If you look at Zen 3, or even Apple M1, it does not deviate from the Core philosophy. They are just wider and bigger. So in that case they will not change.
Superscalar? Pentium.
Out of Order? Pentium Pro/Pentium II.
Micron Op Fusion? Pentium M
Macro Op Fusion? Core.
Physical registers? Done with Sandy Bridge.
uop Caches? Sandy Bridge again.
What needs to change is their focus on absurd, inefficient 5GHz+ frequency aim for something much less but much wider.
Pentium M might have it's ancestry based on Pentium II, but really it's the philosophy of going about it that changed. In a way Netburst is actually Pentium III philosophy continued. Because nothing really changed. Because in the Pentium III days you just needed to move to a fancy new process and voila! you get a much better CPU. Pentium M was when they decided "We need to be different in our approach, it's not about clocks. We might reach a point where the new process itself is not enough".

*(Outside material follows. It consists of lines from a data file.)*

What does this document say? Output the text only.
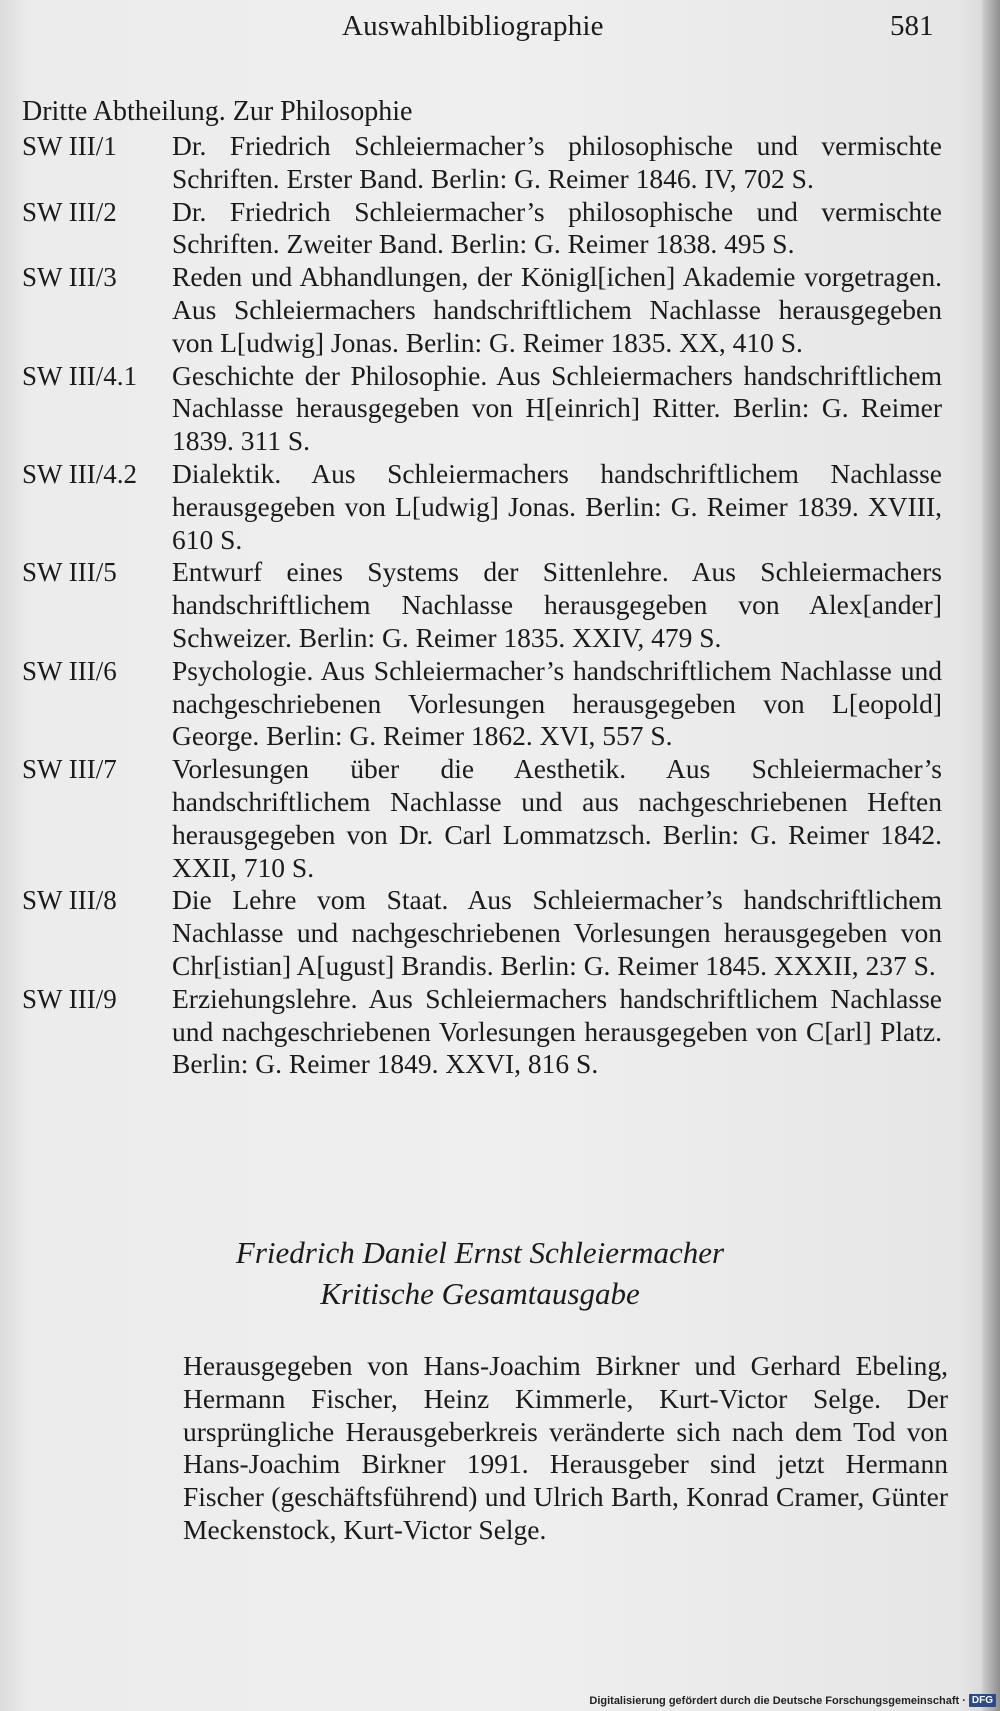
Auswahlbibliographie	581
Dritte Abtheilung. Zur Philosophie
SW III/1	Dr. Friedrich Schleiermacher’s philosophische und vermischte Schriften. Erster Band. Berlin: G. Reimer 1846. IV, 702 S.
SW III/2	Dr. Friedrich Schleiermacher’s philosophische und vermischte Schriften. Zweiter Band. Berlin: G. Reimer 1838. 495 S.
SW III/3	Reden und Abhandlungen, der Königl[ichen] Akademie vorgetragen. Aus Schleiermachers handschriftlichem Nachlasse herausgegeben von L[udwig] Jonas. Berlin: G. Reimer 1835. XX, 410 S.
SW III/4.1	Geschichte der Philosophie. Aus Schleiermachers handschriftlichem Nachlasse herausgegeben von H[einrich] Ritter. Berlin: G. Reimer 1839. 311 S.
SW III/4.2	Dialektik. Aus Schleiermachers handschriftlichem Nachlasse herausgegeben von L[udwig] Jonas. Berlin: G. Reimer 1839. XVIII, 610 S.
SW III/5	Entwurf eines Systems der Sittenlehre. Aus Schleiermachers handschriftlichem Nachlasse herausgegeben von Alex[ander] Schweizer. Berlin: G. Reimer 1835. XXIV, 479 S.
SW III/6	Psychologie. Aus Schleiermacher’s handschriftlichem Nachlasse und nachgeschriebenen Vorlesungen herausgegeben von L[eopold] George. Berlin: G. Reimer 1862. XVI, 557 S.
SW III/7	Vorlesungen über die Aesthetik. Aus Schleiermacher’s handschriftlichem Nachlasse und aus nachgeschriebenen Heften herausgegeben von Dr. Carl Lommatzsch. Berlin: G. Reimer 1842. XXII, 710 S.
SW III/8	Die Lehre vom Staat. Aus Schleiermacher’s handschriftlichem Nachlasse und nachgeschriebenen Vorlesungen herausgegeben von Chr[istian] A[ugust] Brandis. Berlin: G. Reimer 1845. XXXII, 237 S.
SW III/9	Erziehungslehre. Aus Schleiermachers handschriftlichem Nachlasse und nachgeschriebenen Vorlesungen herausgegeben von C[arl] Platz. Berlin: G. Reimer 1849. XXVI, 816 S.
Friedrich Daniel Ernst Schleiermacher
Kritische Gesamtausgabe
Herausgegeben von Hans-Joachim Birkner und Gerhard Ebeling, Hermann Fischer, Heinz Kimmerle, Kurt-Victor Selge. Der ursprüngliche Herausgeberkreis veränderte sich nach dem Tod von Hans-Joachim Birkner 1991. Herausgeber sind jetzt Hermann Fischer (geschäftsführend) und Ulrich Barth, Konrad Cramer, Günter Meckenstock, Kurt-Victor Selge.
Digitalisierung gefördert durch die Deutsche Forschungsgemeinschaft · DFG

Netburst's 4-5GHz frequency target was reduced to 3GHz in Core right? So iterations of Core made it reach 4-5GHz again. So focus on going back down to the 3-4GHz range. Pretty much rinse and repeat at this point because as I've said it before and again, unless you are going exotic cooling, anything much higher than 5GHz is impossible.
Maybe this Hybrid thing will give them more flexibility in this regard but it doesn't change much if the big core portion is super large and inefficient.
Let's say if Core was efficient as Zen 3? Alderlake might have been 12+12.